I'm new in OpenCl. I wrote an OpenCL software rasterizer to rasterize triangles. Now the time that is used for a cube is 32Seconds, which is too much, I'm testing on nVidia RTX3080 Laptop. The result is very weird and it's too slow.
Here is the kernel,
___kernel void fragment_shader(__global struct Fragment* fragments, __global struct Triangle_* triangles, int triCount)
{
size_t px = get_global_id(0); // triCount
//size_t py = get_global_id(1); // triCount
int imageWidth = 256;
int imageHeight = 256;
if(px < triCount)
{
float3 v0Raster = (float3)(triangles[px].v[0].pos[0], triangles[px].v[0].pos[1], triangles[px].v[0].pos[2]);
float3 v1Raster = (float3)(triangles[px].v[1].pos[0], triangles[px].v[1].pos[1], triangles[px].v[1].pos[2]);
float3 v2Raster = (float3)(triangles[px].v[2].pos[0], triangles[px].v[2].pos[1], triangles[px].v[2].pos[2]);
float xmin = min3(v0Raster.x, v1Raster.x, v2Raster.x);
float ymin = min3(v0Raster.y, v1Raster.y, v2Raster.y);
float xmax = max3(v0Raster.x, v1Raster.x, v2Raster.x);
float ymax = max3(v0Raster.y, v1Raster.y, v2Raster.y);
float slope = (ymax - ymin) / (xmax - xmin);
// be careful xmin/xmax/ymin/ymax can be negative.

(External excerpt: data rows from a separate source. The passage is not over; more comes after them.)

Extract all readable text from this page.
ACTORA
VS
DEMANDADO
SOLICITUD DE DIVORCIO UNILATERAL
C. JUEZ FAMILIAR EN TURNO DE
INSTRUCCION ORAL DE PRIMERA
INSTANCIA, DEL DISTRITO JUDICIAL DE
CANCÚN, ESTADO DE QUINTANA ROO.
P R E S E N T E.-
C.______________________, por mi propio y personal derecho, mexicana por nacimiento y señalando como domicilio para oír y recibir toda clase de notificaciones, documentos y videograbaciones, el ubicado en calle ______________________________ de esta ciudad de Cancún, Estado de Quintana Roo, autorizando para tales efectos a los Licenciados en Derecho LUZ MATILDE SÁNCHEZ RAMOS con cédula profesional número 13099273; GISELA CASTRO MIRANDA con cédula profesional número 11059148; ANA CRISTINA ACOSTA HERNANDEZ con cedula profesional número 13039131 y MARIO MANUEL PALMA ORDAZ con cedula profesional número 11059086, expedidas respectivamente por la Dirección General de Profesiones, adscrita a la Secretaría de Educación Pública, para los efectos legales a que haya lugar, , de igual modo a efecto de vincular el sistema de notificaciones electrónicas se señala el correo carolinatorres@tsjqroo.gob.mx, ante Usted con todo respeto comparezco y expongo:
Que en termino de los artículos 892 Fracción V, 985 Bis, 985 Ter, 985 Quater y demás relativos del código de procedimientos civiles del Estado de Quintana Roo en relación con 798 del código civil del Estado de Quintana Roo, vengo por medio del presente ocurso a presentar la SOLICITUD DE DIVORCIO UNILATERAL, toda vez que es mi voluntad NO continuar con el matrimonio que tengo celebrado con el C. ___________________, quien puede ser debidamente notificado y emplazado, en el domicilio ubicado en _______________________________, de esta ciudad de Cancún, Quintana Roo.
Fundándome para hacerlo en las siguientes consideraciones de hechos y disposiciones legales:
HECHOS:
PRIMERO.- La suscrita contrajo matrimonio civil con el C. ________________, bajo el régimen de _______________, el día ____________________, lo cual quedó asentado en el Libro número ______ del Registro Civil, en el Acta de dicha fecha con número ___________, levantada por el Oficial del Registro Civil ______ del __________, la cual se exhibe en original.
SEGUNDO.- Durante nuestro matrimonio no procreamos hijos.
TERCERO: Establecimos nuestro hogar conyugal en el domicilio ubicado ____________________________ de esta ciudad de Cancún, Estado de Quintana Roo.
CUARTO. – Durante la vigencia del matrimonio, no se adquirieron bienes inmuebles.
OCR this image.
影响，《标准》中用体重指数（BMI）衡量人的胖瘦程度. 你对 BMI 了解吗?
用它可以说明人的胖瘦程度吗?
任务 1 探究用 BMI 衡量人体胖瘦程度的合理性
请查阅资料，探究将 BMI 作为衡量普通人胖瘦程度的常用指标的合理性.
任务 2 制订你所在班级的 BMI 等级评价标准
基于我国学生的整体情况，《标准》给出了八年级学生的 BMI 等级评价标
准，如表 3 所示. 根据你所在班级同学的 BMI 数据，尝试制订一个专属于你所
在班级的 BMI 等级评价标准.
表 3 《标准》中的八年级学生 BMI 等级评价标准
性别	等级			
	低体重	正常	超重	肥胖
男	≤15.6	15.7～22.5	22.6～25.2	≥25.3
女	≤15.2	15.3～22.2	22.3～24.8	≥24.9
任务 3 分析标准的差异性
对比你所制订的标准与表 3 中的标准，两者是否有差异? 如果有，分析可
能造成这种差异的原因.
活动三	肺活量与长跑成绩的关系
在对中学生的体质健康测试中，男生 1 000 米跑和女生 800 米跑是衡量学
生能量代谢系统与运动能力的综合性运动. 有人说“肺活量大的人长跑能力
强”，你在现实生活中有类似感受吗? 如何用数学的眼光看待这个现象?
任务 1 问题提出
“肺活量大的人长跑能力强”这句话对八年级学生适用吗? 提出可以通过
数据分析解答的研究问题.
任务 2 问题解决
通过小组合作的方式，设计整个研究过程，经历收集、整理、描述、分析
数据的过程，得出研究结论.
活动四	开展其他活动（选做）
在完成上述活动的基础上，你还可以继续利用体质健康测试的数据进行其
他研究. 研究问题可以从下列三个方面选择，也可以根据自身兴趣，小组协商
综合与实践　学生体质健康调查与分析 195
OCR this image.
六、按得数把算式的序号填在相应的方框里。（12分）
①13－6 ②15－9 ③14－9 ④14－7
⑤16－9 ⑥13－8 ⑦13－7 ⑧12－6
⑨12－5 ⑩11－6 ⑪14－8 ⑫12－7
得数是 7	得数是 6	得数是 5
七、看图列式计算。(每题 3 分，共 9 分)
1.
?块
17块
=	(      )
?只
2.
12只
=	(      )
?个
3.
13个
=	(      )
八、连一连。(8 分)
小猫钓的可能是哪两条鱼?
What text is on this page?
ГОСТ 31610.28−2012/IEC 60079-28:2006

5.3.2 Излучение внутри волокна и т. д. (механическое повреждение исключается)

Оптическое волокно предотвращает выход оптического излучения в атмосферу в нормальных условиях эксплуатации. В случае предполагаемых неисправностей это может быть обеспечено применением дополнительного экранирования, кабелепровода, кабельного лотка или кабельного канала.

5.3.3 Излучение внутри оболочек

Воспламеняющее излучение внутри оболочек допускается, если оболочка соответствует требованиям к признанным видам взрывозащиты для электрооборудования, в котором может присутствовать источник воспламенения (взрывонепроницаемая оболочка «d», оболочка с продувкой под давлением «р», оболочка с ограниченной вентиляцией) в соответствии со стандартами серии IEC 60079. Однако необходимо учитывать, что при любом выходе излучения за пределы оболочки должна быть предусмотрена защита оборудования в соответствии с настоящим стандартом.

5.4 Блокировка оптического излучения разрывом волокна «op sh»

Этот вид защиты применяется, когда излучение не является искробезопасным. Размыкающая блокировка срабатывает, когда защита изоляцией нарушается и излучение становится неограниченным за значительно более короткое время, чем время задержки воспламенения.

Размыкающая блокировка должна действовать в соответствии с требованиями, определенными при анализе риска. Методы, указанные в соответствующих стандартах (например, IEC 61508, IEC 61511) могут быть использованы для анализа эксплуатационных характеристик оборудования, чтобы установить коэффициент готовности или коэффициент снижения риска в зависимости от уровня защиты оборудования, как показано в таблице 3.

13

Don't cast to uint32_t
unsigned int x0 = max((uint)0, (uint)(floor(xmin)));
unsigned int x1 = min((uint)(imageWidth) - 1, (uint)(floor(xmax)));
unsigned int y0 = max((uint)0, (uint)(floor(ymin)));
unsigned int y1 = min((uint)(imageHeight) - 1, (uint)(floor(ymax)));
float3 v0 = v0Raster;
float3 v1 = v1Raster;
float3 v2 = v2Raster;
float area = edgeFunction(v0Raster, v1Raster, v2Raster);
for (unsigned int y = y0; y <= y1; ++y) {
for (unsigned int x = x0; x <= x1; ++x) {
float3 p = { x + 0.5f, y + 0.5f, 0 };
float w0 = edgeFunction(v1Raster, v2Raster, p);
float w1 = edgeFunction(v2Raster, v0Raster, p);
float w2 = edgeFunction(v0Raster, v1Raster, p);
if (w0 >= 0 && w1 >= 0 && w2 >= 0) {
fragments[y * 256 + x].col[0] = 1.0f;
fragments[y * 256 + x].col[1] = 0;
fragments[y * 256 + x].col[2] = 0;
}
}
}
}
}
The kernel is supposed to run for every triangle, and does box testing and rasterize the pixels. here is how I invoke it:
global_size[0] = triCount-1;
auto time_start = std::chrono::high_resolution_clock::now();
err = clEnqueueNDRangeKernel(commandQueue, kernel_fragmentShader, 1, NULL, global_size,
NULL, 0, NULL, NULL);
if (err < 0) {
perror("Couldn't enqueue the kernel_fragmentShader");
exit(1);
}
I tried to omit lighting and everything still it takes around 20seconds to render a cube.